Lei scrive che fatti di maltrattamento non esistono ma le ricordiamo che una recente sentenza della cassazione (8547/2002) ha stabilito che per maltrattamento s'intende non  solo il comportamento "di carattere commissivo ma anche quello di carattere omissivo".
Inoltre, che il "comune di Follonica da tempo stia lavorando per trovare una soluzione dignitosa al problema dell'abbandono dei cani" è storia vecchia, è pura retorica, si tramanda di.....anno in anno..... La legge quadro nazionale che imponeva/impone o la costruzione di parchi canile o il risanamento delle strutture esistenti, risale al 1991,
Non dalle parole (che cambiano ad ogni amministrazione) si giudica l'operato ma dalle opere, appunto. 

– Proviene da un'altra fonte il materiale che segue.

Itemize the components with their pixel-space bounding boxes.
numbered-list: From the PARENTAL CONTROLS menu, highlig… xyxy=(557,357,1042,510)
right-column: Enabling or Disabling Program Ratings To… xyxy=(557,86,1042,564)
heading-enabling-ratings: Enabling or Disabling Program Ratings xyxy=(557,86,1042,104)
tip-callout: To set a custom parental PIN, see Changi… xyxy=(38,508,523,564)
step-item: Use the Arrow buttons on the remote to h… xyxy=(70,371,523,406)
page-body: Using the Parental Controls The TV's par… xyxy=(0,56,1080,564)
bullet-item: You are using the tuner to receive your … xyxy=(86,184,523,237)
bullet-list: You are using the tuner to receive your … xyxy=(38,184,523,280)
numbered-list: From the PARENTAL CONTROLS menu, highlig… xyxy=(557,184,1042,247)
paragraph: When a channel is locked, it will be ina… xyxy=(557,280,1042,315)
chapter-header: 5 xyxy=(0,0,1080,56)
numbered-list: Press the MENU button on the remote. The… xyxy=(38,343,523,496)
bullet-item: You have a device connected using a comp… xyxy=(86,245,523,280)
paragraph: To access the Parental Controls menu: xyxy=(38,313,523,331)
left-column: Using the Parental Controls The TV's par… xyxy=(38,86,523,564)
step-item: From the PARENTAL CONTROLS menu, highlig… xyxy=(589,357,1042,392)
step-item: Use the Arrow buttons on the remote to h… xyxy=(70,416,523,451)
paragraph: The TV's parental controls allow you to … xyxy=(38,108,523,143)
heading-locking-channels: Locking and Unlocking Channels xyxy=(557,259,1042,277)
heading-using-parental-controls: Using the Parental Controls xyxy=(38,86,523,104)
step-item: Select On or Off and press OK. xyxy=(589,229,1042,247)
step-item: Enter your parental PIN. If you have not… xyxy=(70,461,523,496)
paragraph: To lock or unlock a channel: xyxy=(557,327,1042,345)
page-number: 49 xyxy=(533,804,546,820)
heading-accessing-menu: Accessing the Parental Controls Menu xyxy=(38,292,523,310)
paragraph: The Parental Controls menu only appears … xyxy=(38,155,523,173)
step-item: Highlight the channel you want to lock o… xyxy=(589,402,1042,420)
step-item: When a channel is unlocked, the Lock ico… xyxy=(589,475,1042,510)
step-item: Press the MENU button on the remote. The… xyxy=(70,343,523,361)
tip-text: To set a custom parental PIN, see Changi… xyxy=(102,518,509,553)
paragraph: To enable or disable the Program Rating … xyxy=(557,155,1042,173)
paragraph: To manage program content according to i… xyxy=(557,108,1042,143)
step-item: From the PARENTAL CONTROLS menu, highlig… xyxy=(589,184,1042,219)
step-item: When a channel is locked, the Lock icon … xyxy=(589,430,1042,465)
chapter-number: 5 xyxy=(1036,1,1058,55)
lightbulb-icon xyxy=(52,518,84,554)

Inoltre, non chieda a noi di adottare i suoi cani abbandonati,  suona grottesco. Noi (che rispettiamo anche la vita degli animali ne abbiamo già raccolti e ospitati più di uno nelle nostre case) non siamo tenuti per legge ad adottarli ma lei invece è tenuto per legge e come la legge prescrive, a tutelarli attuando tutte quelle modalità che non richiedono fantasia ma pura obbedienza.
Non richiedono neppure fondi astronomici (la legge prevede anche il finanziamento) ma soltanto la buona volontà che, quale servitore dello Stato, non le si dovrebbe suggerire, tanto meno sollecitare.
Comunque, poichè lei non cerca il plauso nè la riconoscenza, e dice di fare molto in attesa di fare di più, siamo a sua disposizione per ogni chiarimento.